Status
Current state: Under Discussion
Discussion thread: here
JIRA:
Please keep the discussion on the mailing list rather than commenting on the wiki (wiki discussions get unwieldy fast).
Motivation
The existing consumer's bytes-fetched
metric uses the size of decompressed message. It would be useful to have another metric raw-bytes-fetched
to track the size of uncompressed (raw) fetched message.

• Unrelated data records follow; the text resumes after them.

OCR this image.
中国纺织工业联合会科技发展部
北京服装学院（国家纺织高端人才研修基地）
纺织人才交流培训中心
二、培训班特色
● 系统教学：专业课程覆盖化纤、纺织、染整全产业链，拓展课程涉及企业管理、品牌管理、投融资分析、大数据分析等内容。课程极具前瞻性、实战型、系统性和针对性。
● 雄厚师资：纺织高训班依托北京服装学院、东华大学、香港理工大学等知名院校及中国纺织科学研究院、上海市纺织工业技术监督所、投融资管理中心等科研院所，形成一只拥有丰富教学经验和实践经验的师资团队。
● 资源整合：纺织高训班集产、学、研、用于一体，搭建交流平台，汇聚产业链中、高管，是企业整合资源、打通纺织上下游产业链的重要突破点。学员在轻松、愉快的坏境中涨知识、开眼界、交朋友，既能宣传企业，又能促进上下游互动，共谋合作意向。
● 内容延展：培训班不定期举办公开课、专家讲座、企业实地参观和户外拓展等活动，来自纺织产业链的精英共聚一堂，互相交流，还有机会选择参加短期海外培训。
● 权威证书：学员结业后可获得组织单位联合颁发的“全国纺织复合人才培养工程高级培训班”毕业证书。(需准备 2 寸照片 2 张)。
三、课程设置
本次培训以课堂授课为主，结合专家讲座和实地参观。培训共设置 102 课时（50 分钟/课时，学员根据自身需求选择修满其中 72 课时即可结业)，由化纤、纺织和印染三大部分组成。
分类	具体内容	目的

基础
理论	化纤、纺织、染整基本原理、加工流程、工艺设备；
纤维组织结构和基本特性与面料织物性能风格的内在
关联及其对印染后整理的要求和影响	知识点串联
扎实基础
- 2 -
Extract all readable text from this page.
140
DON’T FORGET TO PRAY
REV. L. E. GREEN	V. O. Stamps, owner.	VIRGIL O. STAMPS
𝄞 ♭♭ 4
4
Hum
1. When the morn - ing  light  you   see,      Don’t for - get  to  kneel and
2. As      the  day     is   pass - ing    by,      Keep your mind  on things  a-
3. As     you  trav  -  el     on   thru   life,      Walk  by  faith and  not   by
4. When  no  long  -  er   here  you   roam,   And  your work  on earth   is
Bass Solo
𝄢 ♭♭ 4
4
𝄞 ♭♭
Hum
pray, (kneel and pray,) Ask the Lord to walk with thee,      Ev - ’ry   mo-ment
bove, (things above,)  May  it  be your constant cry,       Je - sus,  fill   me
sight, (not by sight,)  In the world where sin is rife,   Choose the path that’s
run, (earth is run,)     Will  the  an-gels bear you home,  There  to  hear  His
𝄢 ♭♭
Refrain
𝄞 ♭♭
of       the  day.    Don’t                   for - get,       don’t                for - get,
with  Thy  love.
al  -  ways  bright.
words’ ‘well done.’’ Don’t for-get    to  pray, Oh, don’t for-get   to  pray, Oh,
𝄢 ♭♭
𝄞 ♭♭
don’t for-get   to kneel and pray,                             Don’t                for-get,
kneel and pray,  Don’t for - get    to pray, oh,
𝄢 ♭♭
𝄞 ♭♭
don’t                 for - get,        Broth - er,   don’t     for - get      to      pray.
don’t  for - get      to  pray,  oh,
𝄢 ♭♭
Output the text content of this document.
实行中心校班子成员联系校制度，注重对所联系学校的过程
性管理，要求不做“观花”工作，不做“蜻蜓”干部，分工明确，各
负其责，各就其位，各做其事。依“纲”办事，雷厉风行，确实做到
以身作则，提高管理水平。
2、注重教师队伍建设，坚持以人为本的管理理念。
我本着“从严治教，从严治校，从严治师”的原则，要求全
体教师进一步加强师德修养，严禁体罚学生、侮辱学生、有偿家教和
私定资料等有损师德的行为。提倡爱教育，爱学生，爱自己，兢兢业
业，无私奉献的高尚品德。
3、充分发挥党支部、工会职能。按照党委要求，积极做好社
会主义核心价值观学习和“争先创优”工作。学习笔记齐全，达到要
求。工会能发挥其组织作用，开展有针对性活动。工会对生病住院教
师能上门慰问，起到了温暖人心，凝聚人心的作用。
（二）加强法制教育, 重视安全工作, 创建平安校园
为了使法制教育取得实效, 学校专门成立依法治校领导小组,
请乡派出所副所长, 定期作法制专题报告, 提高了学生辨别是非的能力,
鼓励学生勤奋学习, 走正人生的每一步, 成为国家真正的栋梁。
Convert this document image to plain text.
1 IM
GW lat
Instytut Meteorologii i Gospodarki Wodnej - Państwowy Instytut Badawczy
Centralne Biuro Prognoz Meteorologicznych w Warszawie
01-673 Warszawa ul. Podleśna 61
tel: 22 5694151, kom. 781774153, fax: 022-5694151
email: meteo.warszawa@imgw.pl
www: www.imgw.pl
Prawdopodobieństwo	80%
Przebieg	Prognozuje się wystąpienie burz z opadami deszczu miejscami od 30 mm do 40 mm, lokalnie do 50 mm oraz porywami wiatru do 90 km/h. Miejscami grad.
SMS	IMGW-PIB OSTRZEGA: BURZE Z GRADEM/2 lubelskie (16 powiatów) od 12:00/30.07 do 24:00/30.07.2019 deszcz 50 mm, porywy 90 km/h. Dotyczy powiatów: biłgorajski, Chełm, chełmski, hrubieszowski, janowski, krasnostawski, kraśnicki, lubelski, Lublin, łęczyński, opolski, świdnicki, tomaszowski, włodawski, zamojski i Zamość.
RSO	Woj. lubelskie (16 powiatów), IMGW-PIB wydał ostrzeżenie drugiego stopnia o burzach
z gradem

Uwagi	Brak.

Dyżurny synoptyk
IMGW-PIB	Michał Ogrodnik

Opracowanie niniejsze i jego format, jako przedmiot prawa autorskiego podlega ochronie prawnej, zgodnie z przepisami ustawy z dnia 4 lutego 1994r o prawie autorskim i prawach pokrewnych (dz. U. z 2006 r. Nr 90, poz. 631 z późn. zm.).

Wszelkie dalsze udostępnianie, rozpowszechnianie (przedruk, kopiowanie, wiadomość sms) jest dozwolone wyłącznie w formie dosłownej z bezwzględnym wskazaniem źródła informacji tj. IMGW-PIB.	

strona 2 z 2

Note that there is already a bytes-received
metric available in Selector
, but that metric also takes into account the overhead of the Kafka protocol. Having both metrics in place would allow for better examining the overhead.
Public Interfaces
No public interface will be changed.
Proposed Changes
A new consumer metric sensor called raw-bytes-fetched
will be introduced to help with tracking the average, max, consumption rate, and consumption total of raw message sizes received, similar to how these metrics are in place for size of decompressed message (via bytes-fetched
metric sensor).
public FetcherMetricsRegistry(Set<String> tags, String metricGrpPrefix) { /***** Client level *****/ String groupName = metricGrpPrefix + "-fetch-manager-metrics"; this.rawFetchSizeAvg = new MetricNameTemplate("raw-fetch-size-avg", groupName, "The average number of raw bytes fetched per request", tags); this.rawFetchSizeMax = new MetricNameTemplate("raw-fetch-size-max", groupName, "The maximum number of raw bytes fetched per request", tags); this.rawBytesConsumedRate = new MetricNameTemplate("raw-bytes-consumed-rate", groupName, "The average number of raw bytes consumed per second", tags); this.rawBytesConsumedTotal = new MetricNameTemplate("raw-bytes-consumed-total", groupName, "The total number of raw bytes consumed", tags); ... }
Compatibility, Deprecation, and Migration Plan
There is no backward compatibility issue to address for this change. The existing metrics will remain in place.
Rejected Alternatives
If there are alternative ways of accomplishing the same thing, what were they? The purpose of this section is to motivate why the design is the way it is and not some other way.